Mon Dec 4th through Sat the 9th, 2017 at Long Beach Convention Center
This paper studies the problem of learning linear separators under the uniform
distribution with noisy labels. The two noise models considered are: bounded noise where the
label of each example if flipped independently with some probability upper bounded
by eta < 1/2, and the adversarial noise model where some arbitrary eta fraction of the
labels are flipped. For the bounded noise model previous result shows how to learn
the separator to additive accuracy epsilon with time and sample complexity that
is polynomial in the dimensionality d but exponential in the noise parameter (1-\eta).
The authors propose a perceptron based algorithm that achieves sample complexity
that is near optimal. Furthermore, the algorithm is an active learning algorithm
and has label complexity logarithmic in 1/epsilon. In addition, since it is a perceptron
based algorithm it can run in the streaming setting. For the adversarial noise case
the authors show that the algorithm can handle noise that is epsilon/log(d) where
epsilon is the desired accuracy. This is worse than the best known result but
the algorithm has better run time.
Techniques: The algorithm involves running the perceptron algorithm but update only
if the mistake lies within a certain margin of the current guess of the separator.
This margin needs to be updated after every epoch. The technical difficulty is to
show that, with high probability, each epoch is getting closer to the target. This
is easy to show in expectation but requires a careful martingale analysis to get
a high probability bound.
This is a solid theoretical paper that tackles a challenging problem of handling
bounded noise and improves over the best known result. The paper is well written and
the analysis techniques used should have applications to other settings as well.
This paper gives improved bounds for active learning of halfspaces (linear thresholds) under the uniform distribution on inputs and different bounded classification noise models. The improvement is either in the sample complexity or in the running time. The algorithms proposed are simple, clever variants of the perceptron method. On the positive side, it is a good step towards improving our understand of noise-tolerance and efficient active learning.
The downside is that the results are specialized to the uniform distribution (this should be stated explicitly in the abstract, intro and theorem statements), since halfspaces can be learned from any distribution, and even under random and other milder noise models.
This paper analyzes a variant of the Perceptron algorithm for active learing of
origin-centered halfspaces under the uniform distribution on the unit sphere. It
shows that their algorithm learns using a nearly tight number of samples in the
random independent noise of bounded rate. Previous work had exponentially worse
dependence on the noise rate. In addition, it shows that this algorithm can deal
with adversarial noise of sufficiently low rate. The latter result improves
polynomially on the sample complexity but requires a stronger condtion on the noise
The assumptions in this setting are very strong and as a result are highly unlikely to
hold in any realistic problem. At the same time there has been a significant amount
of prior theoretical work on this and related settings since it is essentially the only
setting where active learning gives an exponential improvement over passive
learning in high dimensions. This work improves on some aspects of several of
these works (although it is somewhat more restrictive in some other aspects).
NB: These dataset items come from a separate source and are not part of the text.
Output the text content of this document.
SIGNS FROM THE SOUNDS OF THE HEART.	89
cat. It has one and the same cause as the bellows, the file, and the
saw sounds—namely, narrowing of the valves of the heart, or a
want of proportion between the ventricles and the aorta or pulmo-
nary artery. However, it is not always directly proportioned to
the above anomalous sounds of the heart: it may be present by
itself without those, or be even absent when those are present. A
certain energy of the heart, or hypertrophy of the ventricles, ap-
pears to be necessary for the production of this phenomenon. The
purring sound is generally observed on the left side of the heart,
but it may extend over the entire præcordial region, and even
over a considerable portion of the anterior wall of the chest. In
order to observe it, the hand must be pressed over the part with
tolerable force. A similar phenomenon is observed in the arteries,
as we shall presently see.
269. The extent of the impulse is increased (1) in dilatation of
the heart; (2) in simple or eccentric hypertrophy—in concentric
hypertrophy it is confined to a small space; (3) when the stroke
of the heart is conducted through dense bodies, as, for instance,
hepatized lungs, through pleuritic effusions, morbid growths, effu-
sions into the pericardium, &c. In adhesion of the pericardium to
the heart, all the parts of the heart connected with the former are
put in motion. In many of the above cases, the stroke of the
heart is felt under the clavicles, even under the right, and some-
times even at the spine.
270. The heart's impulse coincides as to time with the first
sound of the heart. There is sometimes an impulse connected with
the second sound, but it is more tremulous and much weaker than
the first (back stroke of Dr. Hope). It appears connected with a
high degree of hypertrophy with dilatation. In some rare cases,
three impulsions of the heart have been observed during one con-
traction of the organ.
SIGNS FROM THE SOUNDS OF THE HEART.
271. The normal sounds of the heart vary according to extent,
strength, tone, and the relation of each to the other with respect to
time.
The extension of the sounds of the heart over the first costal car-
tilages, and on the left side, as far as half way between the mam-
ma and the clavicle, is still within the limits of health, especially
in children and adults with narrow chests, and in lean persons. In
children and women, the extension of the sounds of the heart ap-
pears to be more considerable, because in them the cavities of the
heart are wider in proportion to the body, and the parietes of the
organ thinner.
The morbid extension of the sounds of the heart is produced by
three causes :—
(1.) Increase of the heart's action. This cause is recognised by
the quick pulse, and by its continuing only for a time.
Another nice feature of this work is that it relies on a simple variant of the classical
Perceptron algorithm and hence can be seen as analyzing a practically relevant
algorithm in a simplified scenario.
So overall this is solid theoretical contribution to a line of work that aims to better
understand the power of active learning (albeit in a very restricted setting). A
weakness of this work is that beyond the technical analysis it does not have much
of an algorithmic or conceptual message. So while interesting to several experts it's
unlikely to be of broader interest at NIPS.
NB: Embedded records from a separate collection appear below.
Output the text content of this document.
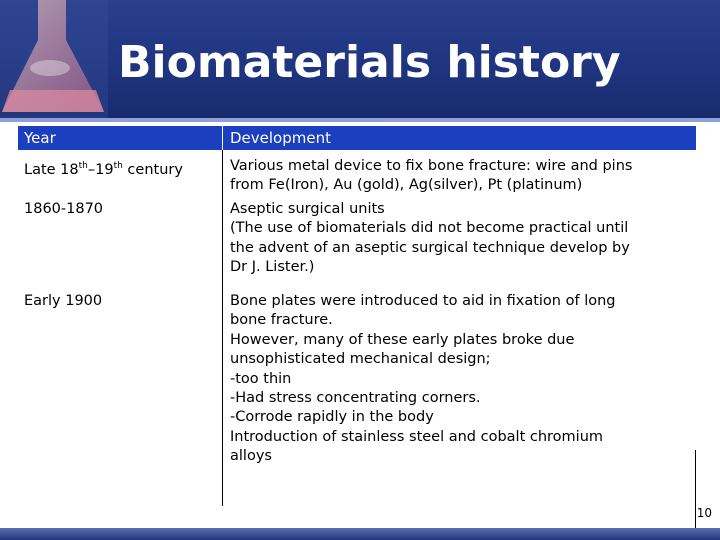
Biomaterials history
Year	Development
Late 18th–19th century	Various metal device to fix bone fracture: wire and pins
from Fe(Iron), Au (gold), Ag(silver), Pt (platinum)
1860-1870	Aseptic surgical units
(The use of biomaterials did not become practical until
the advent of an aseptic surgical technique develop by
Dr J. Lister.)
Early 1900	Bone plates were introduced to aid in fixation of long
bone fracture.
However, many of these early plates broke due
unsophisticated mechanical design;
-too thin
-Had stress concentrating corners.
-Corrode rapidly in the body
Introduction of stainless steel and cobalt chromium
alloys
10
---response to rebuttal ---
>> "This label query strategy is different from uncertainty sampling methods in practice, which always query for the point that is closest to the boundary. We believe that our novel sampling strategy sheds lights on the design of other practical active learning algorithms as well."
This is an interesting claim, but I do not see any support for this in the paper. The strategy might be just an artifact of the analysis even in your restricted setting (let alone a more practical one). So my evaluation remains positive about the technical achievement but skeptical about this work making a step toward more realistic scenarios.